Die Zusammenarbeit Trinkwasserversorgung Myrhorod und Trollmühle nimmt weiter Fahrt auf. Beim Besuch des ukrainischen Bürgermeisters Serhij Solomacha in Windesheim stand die Zukunft der Partnerschaft im Mittelpunkt. Gleichzeitig setzte der Termin ein klares Zeichen für internationale Solidarität.
Werkfahrzeug für bessere Infrastruktur
Ein Höhepunkt des Treffens war die Übergabe eines Werkfahrzeuges. Verbandsvorsteher Michael Cyfka überreichte das Fahrzeug offiziell. Es soll künftig die technische Infrastruktur in Myrhorod stärken und verbessern.
Die Finanzierung erfolgte durch Mittel der Bundesregierung. Rund 50.000 Euro flossen in das Projekt. Zudem koordinierte die Deutsche Gesellschaft für Internationale Zusammenarbeit die Umsetzung.

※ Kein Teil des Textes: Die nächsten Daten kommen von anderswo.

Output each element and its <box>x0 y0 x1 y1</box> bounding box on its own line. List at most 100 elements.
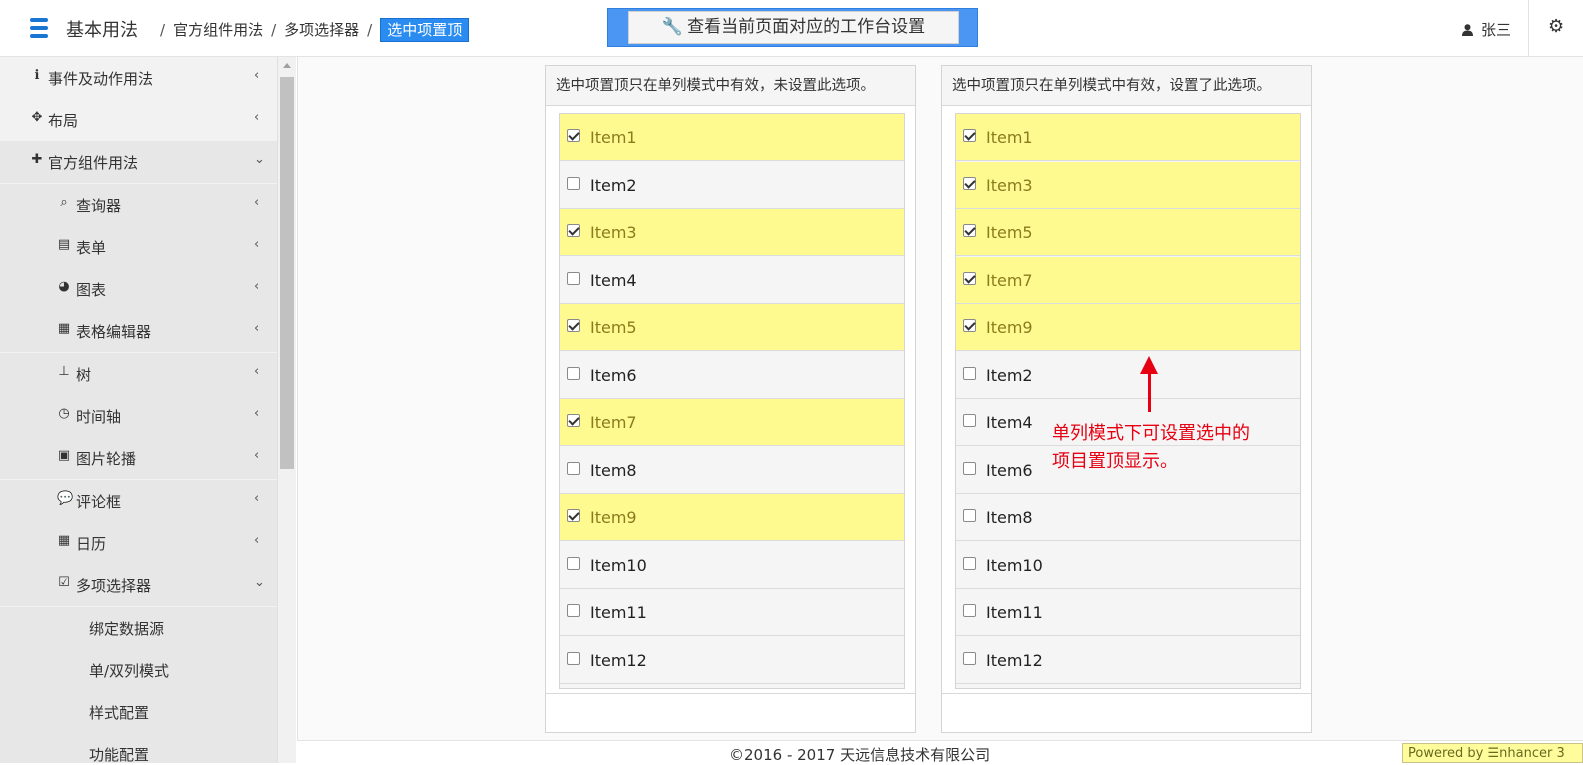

Damit zeigt die Zusammenarbeit Trinkwasserversorgung Myrhorod und Trollmühle konkrete Wirkung. Denn Hilfe kommt direkt vor Ort an und unterstützt die Versorgungssicherheit.
Stärkung der internationalen Partnerschaft
Während des Besuchs tauschten sich beide Seiten intensiv aus. Dabei ging es um Fachwissen und gemeinsame Projekte. Besonders wichtig bleibt die sichere Trinkwasserversorgung.
„Diese Unterstützung ist ein wichtiges Zeichen gelebter Solidarität und praktischer Hilfe“, erklärte Serhij Solomacha. Gleichzeitig betonte Michael Cyfka: „Gerade im Bereich der Trinkwasserversorgung ist ein enger fachlicher Austausch von großer Bedeutung. Wir freuen uns auch hier, die Partnerschaft weiter auszubauen.“
Die Partner wollen die Kooperation weiter vertiefen. Insgesamt stellt der Bund bis 2028 rund 150.000 Euro bereit. So kann die Zusammenarbeit Trinkwasserversorgung Myrhorod und Trollmühle langfristig wachsen.
Signal für die Region und darüber hinaus
Der Besuch zeigt die Bedeutung kommunaler Partnerschaften. Gerade in schwierigen Zeiten entsteht dadurch konkrete Unterstützung. Gleichzeitig profitiert auch die Region im Naheland vom Austausch.
Die Verantwortlichen wollen die Zusammenarbeit weiter ausbauen. Denn nachhaltige Lösungen im Bereich Wasser bleiben eine zentrale Aufgabe.